Andrew started to protest but Peggy interrupted. “Look, look, I know it’s a massive pain in the arse, but I for one cannot bear him going on and on about it all the time with his sad face all crumpled in disappointment when we put it off. He’s going to host it tonight, the others and I are going. His missus will be there but it’s optional if we want to bring partners.”

Well that’s one thing at least, Andrew thought.

“I think you should come,” Peggy said. “It might be fine—okay, it’ll definitely be awful, but . . . well, what I’m really saying is, please just come so we can get shitfaced together and ignore the others.” She put her hand on Andrew’s arm, smiling hopefully.

Andrew could think of many things he’d rather be doing that evening—most of them involving his testicles, some jam and some aggrieved hornets—but he suddenly felt a rather strong urge not to disappoint Peggy.

That evening he arrived at Cameron’s carrying a bottle of corner shop merlot and feeling firmly out of his comfort zone.

Who even likes dinner parties, anyway? he thought. Dutifully doling out compliments just because someone’s managed to shovel some stuff into a pot and heated it to a point where it won’t kill anyone. And then there was all the competitive conversation about books and films: “Oh you simply must see it. It’s a Portuguese art-house epic about triplets who befriend a crow.” What a lot of nonsense. (Andrew did take the occasional bit of enjoyment from hating things he’d never actually experienced.)

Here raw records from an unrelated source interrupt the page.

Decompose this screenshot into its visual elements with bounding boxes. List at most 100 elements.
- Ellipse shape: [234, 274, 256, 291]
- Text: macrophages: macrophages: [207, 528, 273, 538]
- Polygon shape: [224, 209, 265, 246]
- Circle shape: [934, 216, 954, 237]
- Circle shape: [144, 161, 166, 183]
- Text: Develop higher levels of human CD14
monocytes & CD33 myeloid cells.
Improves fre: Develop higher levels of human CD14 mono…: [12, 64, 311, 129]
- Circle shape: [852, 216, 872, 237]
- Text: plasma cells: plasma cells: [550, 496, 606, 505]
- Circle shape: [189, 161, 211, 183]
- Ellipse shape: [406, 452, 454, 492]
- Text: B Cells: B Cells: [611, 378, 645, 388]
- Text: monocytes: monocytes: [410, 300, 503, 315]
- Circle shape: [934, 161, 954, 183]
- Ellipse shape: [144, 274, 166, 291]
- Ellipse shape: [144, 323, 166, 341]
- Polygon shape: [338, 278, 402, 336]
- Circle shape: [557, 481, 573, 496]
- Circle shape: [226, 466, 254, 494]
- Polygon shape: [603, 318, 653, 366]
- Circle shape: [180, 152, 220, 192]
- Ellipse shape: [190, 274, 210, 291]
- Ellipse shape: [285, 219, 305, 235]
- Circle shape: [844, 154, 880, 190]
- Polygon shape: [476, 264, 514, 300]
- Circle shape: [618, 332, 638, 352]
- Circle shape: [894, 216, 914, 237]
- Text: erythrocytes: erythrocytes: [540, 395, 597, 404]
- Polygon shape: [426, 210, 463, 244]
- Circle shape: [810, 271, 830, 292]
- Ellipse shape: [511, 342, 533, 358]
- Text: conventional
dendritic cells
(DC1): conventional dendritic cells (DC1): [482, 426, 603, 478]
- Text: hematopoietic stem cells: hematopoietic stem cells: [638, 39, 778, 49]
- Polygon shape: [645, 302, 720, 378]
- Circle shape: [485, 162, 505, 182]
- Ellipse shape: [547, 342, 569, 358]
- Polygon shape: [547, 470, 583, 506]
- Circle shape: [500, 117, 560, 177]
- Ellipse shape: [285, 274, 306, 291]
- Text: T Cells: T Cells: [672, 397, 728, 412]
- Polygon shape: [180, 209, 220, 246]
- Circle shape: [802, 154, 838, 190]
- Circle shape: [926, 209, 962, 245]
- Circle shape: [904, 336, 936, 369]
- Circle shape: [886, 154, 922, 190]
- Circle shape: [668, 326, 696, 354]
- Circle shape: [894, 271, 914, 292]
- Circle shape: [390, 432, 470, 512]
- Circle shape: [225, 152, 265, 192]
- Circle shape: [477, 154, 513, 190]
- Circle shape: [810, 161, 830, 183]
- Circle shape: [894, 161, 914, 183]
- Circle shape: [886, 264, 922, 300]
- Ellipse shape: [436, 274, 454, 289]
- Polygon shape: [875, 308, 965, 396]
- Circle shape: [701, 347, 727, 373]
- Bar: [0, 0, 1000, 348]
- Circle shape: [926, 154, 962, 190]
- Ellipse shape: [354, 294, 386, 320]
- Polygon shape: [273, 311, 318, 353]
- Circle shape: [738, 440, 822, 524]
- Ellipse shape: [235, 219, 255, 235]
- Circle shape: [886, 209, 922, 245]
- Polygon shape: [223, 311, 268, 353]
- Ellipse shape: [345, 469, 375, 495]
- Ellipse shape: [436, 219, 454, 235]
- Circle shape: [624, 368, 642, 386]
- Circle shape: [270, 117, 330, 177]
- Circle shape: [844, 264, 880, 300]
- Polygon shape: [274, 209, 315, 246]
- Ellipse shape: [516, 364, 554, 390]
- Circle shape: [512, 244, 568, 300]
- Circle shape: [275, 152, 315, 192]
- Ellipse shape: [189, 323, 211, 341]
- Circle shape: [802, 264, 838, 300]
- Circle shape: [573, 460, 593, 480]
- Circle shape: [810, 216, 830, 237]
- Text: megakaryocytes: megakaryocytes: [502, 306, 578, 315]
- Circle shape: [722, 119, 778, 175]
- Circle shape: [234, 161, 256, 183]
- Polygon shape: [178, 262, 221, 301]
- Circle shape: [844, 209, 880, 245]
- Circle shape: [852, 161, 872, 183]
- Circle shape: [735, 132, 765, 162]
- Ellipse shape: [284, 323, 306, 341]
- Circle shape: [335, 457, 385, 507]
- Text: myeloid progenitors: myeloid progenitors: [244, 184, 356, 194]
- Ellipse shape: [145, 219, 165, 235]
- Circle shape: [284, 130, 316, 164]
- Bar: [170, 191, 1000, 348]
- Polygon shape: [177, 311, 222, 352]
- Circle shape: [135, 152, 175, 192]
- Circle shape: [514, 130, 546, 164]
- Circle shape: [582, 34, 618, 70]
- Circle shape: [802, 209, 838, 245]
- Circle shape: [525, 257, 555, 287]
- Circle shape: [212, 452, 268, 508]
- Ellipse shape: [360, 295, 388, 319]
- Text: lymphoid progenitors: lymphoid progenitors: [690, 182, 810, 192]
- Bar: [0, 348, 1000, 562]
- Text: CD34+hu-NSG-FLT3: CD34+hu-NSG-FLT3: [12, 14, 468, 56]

Keith and Meredith had been particularly abhorrent that afternoon, with Cameron in particularly irritating form. Quite why the man thought their all spending an increased amount of time together in an enclosed space was going to help, Andrew had no idea. It was like trying to force the negative ends of magnets together.

He was looking forward to spending time with Peggy, of course, although she’d seemed unusually subdued when she’d left the office, something that was possibly connected to the phone call he’d overheard her having on the back stairs, during which she had employed the word “wanker” several times. Delivered in her Geordie twang, it sounded like music to him.